The other assented, but with an ill grace; he had an insatiable lust for
wealth, and all it would bring, and it was upon this passion that Paul was
playing.
“Very
well,” Stark told his go-between, “but you tell this friend o’ yores”—there was
an insulting emphasis on the three last words—“that we don’t want no raw work.
It’s to be done at Bizet’s, an’ I
ain’t needin’
to see
him before or after, savvy? You’ll pay him, keepin’ a rake-off for yoreself, I
s’pose. That’s all.” Without a word, Berg shuffled out. Lesurge refilled his
own glass, his dark eyes rather contemptuously studying the bloated figure
before him.
“The
town seems all stirred up over the latest robbery,” he remarked. “Something
ought to be done.”
“Yeah,”
Stark said irritably. “Have to hang someone, I s’pose.”
“Having
first caught your hare, of course,” Paul reminded. “Someone, I said,” Stark
replied. “It
don’t
much matter—Gosh!
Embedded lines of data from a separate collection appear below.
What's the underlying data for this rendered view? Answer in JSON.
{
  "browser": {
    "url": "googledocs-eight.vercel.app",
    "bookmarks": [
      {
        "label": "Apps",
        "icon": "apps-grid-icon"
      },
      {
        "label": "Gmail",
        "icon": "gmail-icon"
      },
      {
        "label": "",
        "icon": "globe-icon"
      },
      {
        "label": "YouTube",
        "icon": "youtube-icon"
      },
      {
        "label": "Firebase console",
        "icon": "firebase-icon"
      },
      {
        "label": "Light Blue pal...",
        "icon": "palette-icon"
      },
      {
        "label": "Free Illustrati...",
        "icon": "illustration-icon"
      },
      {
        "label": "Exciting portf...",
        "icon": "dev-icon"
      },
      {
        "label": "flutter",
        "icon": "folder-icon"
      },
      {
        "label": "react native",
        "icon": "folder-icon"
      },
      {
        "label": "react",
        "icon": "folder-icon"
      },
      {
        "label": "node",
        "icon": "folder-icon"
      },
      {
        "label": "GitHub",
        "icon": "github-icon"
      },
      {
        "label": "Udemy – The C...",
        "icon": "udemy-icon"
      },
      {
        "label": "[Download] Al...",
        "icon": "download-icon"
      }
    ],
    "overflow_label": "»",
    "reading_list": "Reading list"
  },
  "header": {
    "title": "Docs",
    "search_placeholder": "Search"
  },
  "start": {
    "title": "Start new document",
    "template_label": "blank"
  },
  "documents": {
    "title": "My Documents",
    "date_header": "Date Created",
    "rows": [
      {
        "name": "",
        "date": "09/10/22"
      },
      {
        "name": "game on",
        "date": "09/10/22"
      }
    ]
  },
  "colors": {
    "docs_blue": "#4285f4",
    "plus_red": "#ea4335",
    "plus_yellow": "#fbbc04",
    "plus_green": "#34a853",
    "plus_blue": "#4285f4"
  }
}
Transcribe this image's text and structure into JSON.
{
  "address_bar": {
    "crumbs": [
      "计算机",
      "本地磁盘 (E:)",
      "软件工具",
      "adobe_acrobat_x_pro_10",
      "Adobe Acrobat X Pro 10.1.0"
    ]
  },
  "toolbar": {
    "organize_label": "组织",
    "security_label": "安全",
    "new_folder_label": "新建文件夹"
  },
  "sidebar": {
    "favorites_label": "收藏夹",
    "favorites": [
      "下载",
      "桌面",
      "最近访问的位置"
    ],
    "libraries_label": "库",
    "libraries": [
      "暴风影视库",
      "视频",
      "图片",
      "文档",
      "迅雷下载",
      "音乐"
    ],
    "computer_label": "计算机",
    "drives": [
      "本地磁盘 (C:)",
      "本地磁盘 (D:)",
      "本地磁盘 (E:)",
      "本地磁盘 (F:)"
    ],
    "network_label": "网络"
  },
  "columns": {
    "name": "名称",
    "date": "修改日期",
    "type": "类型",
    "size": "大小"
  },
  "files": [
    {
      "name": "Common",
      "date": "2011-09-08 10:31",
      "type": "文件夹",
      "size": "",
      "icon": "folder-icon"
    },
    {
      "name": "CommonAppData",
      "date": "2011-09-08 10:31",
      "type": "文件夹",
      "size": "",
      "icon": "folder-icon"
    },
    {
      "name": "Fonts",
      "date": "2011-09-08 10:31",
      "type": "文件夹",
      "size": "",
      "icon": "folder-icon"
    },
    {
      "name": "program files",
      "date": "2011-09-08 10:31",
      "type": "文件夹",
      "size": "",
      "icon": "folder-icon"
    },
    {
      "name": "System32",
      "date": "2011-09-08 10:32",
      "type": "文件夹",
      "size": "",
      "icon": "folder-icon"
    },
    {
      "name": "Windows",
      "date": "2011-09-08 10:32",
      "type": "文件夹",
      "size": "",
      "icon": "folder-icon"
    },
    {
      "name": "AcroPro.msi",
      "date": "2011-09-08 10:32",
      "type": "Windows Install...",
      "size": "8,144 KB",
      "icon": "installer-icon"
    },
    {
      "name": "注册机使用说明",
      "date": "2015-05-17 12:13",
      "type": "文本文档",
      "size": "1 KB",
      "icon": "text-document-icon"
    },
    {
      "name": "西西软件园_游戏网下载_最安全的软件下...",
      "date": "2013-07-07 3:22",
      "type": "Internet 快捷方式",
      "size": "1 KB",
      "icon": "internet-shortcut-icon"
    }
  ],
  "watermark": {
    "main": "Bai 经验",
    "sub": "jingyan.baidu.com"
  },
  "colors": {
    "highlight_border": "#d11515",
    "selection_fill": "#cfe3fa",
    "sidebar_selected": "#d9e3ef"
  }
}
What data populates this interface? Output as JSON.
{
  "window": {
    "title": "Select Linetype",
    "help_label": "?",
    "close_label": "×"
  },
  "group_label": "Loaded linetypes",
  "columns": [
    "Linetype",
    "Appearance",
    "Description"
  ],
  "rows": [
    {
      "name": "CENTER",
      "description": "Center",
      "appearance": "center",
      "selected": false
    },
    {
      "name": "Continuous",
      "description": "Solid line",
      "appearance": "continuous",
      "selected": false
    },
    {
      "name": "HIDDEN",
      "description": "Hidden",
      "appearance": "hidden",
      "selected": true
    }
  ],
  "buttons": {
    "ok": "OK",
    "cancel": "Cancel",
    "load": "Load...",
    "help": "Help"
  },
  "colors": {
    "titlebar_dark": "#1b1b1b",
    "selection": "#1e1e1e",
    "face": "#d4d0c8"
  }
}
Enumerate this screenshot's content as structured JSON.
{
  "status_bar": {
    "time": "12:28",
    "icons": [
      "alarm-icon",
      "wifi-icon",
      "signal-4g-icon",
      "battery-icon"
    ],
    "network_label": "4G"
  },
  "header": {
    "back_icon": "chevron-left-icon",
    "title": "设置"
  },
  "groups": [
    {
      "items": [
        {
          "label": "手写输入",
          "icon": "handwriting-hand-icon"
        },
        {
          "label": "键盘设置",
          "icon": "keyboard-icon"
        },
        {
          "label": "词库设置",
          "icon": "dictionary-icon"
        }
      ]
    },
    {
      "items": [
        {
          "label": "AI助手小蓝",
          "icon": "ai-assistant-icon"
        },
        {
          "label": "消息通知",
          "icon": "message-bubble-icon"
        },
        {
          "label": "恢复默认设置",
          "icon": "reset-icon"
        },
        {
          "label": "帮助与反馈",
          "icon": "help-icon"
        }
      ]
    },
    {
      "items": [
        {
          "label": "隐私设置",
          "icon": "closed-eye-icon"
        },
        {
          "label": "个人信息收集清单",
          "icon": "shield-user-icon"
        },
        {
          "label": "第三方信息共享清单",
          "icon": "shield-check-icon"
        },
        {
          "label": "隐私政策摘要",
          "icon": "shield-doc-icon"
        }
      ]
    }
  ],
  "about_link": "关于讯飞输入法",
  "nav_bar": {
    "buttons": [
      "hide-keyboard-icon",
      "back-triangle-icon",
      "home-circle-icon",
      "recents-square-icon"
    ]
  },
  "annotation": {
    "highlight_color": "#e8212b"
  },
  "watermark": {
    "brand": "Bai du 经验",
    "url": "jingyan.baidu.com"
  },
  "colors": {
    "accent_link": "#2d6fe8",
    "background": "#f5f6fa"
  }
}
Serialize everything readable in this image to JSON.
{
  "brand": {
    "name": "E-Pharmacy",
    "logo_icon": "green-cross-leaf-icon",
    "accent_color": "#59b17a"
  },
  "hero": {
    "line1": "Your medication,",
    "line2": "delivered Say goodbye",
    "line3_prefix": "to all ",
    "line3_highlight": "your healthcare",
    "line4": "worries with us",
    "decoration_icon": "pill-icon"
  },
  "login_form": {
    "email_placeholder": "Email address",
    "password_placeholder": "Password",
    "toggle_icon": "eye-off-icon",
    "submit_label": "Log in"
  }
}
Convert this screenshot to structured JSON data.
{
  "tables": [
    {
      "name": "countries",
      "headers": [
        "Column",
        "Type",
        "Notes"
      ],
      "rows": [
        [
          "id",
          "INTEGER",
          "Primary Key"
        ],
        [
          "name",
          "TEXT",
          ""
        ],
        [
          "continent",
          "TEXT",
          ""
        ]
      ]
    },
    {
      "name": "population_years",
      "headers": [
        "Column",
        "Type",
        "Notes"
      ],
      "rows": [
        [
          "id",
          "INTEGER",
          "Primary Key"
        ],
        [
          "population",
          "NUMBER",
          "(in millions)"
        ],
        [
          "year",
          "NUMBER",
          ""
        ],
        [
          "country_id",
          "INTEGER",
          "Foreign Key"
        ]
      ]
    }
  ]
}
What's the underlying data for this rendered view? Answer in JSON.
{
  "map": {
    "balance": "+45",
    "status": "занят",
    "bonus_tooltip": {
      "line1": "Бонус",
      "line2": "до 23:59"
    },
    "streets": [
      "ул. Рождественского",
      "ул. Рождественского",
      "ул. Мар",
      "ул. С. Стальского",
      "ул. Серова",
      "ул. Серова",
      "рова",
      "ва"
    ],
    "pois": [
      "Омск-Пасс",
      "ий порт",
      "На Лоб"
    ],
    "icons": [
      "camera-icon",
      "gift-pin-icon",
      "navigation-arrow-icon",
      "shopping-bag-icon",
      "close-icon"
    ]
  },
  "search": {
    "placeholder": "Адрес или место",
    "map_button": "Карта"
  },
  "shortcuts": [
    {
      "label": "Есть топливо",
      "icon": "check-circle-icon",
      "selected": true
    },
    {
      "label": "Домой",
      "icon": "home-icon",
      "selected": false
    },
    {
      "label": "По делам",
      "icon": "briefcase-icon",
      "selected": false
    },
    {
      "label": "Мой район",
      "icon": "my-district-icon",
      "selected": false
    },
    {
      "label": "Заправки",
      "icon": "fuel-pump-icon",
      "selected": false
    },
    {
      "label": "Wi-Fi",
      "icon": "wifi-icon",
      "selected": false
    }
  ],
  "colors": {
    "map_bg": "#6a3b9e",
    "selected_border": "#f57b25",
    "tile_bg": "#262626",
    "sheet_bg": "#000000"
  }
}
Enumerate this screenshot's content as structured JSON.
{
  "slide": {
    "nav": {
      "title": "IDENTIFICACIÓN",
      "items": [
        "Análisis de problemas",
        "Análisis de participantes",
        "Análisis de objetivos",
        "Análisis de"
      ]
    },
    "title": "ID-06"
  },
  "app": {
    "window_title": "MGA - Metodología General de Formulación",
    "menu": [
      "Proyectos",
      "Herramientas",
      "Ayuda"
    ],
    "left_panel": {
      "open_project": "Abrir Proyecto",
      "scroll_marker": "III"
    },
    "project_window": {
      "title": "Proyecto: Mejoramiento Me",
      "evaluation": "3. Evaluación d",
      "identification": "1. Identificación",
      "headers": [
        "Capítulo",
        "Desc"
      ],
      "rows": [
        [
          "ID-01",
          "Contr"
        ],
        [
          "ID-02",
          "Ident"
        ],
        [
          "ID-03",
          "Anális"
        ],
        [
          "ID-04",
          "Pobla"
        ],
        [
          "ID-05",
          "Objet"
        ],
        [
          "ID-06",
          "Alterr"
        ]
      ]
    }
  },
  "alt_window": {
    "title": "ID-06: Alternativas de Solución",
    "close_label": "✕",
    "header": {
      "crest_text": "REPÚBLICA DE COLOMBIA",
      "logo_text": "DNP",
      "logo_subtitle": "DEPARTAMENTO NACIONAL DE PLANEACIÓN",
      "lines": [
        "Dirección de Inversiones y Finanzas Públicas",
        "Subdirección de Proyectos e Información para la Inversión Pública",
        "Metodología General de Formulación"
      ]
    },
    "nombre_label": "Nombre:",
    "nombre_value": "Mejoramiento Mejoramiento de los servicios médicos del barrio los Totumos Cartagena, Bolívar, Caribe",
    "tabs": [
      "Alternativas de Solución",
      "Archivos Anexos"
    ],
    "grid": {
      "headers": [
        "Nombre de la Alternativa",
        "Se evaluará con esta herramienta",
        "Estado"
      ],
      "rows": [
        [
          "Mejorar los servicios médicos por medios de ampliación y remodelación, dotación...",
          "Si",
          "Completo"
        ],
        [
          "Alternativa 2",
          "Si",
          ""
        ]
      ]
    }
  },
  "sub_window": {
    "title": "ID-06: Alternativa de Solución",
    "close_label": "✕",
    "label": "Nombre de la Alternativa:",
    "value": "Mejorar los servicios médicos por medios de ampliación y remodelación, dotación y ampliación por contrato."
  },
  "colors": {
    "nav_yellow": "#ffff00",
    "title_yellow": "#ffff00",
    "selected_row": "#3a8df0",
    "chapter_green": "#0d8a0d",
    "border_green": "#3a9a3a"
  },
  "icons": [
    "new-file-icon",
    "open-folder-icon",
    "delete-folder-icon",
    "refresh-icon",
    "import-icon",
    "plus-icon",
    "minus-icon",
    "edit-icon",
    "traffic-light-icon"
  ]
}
That’s an idea.”
Lesurge smiled superciliously. “You are not, by any chance, thinking of making
Wild Bill the culprit, are you?”
“Why not?” the saloonkeeper demanded.
“My
dear fellow, I have no more use than
yourself
for
James Butler Hickok, but even his worst enemy would not believe him capable of
putting a knife in a miner’s throat to steal his dust.
You
would be laughed at, my friend, and ridicule kills. We shall find a better way.”
Stark grunted. He could not fathom this polished, satirical person, who,
through his handsome sister, had so quickly gained an ascendancy over him, and
who—though apparently deferring to him—always contrived to get his own way.